Tuesday, April 25, 2006


I was going to give each book I read a post, but I’m now five books behind, so forget that. Here we go:

The Velvet Underground and Nico by Joe Harvard
Once I got past the truly terrible chemistry metaphor (that seemed to indicate that water could easily be created it from its constituent elements), this was a good read. The best parts were focused on the recording process more than on the band (probably a good bet when the top guy in the band turned into an insufferable jerk). My favorite anecdote is Nico sobbing “I vant to seeng like Bob Deeeeeeee-lahn!”

The Kinks are the Village Green Preservation Society by Andy Miller
Not quite as good as Fusilli’s Pet Sounds book, but in the same vein (though Pet Sounds focused more on the artist, TKATVGPS more on the recording): really brilliant guy writes really brilliant album that tanks commercially, but is eventually seen as his masterpiece. Unfortunately, this entire process makes guy go really nuts.

What I also enjoyed was the discussion of b-sides and non-album tracks around the time. The Kinks had a ton of these, which is why all the recent re-releases almost double the album size with bonus tracks. This book came out right before the re-releases, so it’s strange to read Miller describing how rare, say, “Wonderboy” is, when I now have it on my iPod.

Candyfreak by Steve Almond
CANDY! CANDY CANDY CANDY CANDY CANDY! I like Candy. I’ve been eating lots of Lake Champlain chocolate since reading this book. Almond does a good job of staying on the right side of the Klosterman line, where his muddled social life comes up, but doesn’t overwhelm the ostensible subject of the book.

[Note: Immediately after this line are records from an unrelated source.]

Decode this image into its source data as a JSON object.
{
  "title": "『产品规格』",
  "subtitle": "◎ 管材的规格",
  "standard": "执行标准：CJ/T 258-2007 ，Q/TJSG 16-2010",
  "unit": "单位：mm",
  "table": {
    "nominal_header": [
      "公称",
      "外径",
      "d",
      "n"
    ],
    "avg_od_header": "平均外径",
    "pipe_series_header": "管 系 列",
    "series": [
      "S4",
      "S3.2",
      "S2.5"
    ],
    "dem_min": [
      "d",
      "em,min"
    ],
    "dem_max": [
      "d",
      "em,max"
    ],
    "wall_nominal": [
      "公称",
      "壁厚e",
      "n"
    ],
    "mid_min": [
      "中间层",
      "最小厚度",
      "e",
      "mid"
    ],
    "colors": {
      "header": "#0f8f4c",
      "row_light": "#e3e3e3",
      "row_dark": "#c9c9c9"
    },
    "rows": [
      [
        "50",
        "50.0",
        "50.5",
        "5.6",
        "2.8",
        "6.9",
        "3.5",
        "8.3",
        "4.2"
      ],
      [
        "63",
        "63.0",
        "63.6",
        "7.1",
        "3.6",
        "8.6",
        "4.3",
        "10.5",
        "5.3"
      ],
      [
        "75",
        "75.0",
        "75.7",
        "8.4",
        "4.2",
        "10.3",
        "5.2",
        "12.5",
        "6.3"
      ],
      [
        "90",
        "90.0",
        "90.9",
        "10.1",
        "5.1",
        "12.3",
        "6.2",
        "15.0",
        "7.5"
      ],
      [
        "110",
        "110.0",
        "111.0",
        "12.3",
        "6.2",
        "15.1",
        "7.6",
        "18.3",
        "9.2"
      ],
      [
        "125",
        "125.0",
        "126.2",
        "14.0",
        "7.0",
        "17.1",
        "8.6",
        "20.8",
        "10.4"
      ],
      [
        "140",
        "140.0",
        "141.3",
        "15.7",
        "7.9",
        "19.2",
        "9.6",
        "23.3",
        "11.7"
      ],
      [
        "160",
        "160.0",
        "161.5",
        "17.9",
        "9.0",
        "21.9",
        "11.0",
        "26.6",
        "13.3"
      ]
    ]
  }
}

Freakonomics by Steves Levitt and Dubner
If you don’t know the basics of this book, you’re probably not reading this. It was fun finally getting to read the entire thing, though.

Amsterdam by Ian McEwan
It was a compelling read, and I finished it quickly, but… sigh. It was very well-written and tightly-plotted. I just don’t care about morally suspect upper-middle class (or above) middle-aged British men caught up in very artificially constructed moral conundra. It was so spare. It makes me long for a good fabulist or magical realist book, with all attendant messiness. No more British novels for a little while, at least.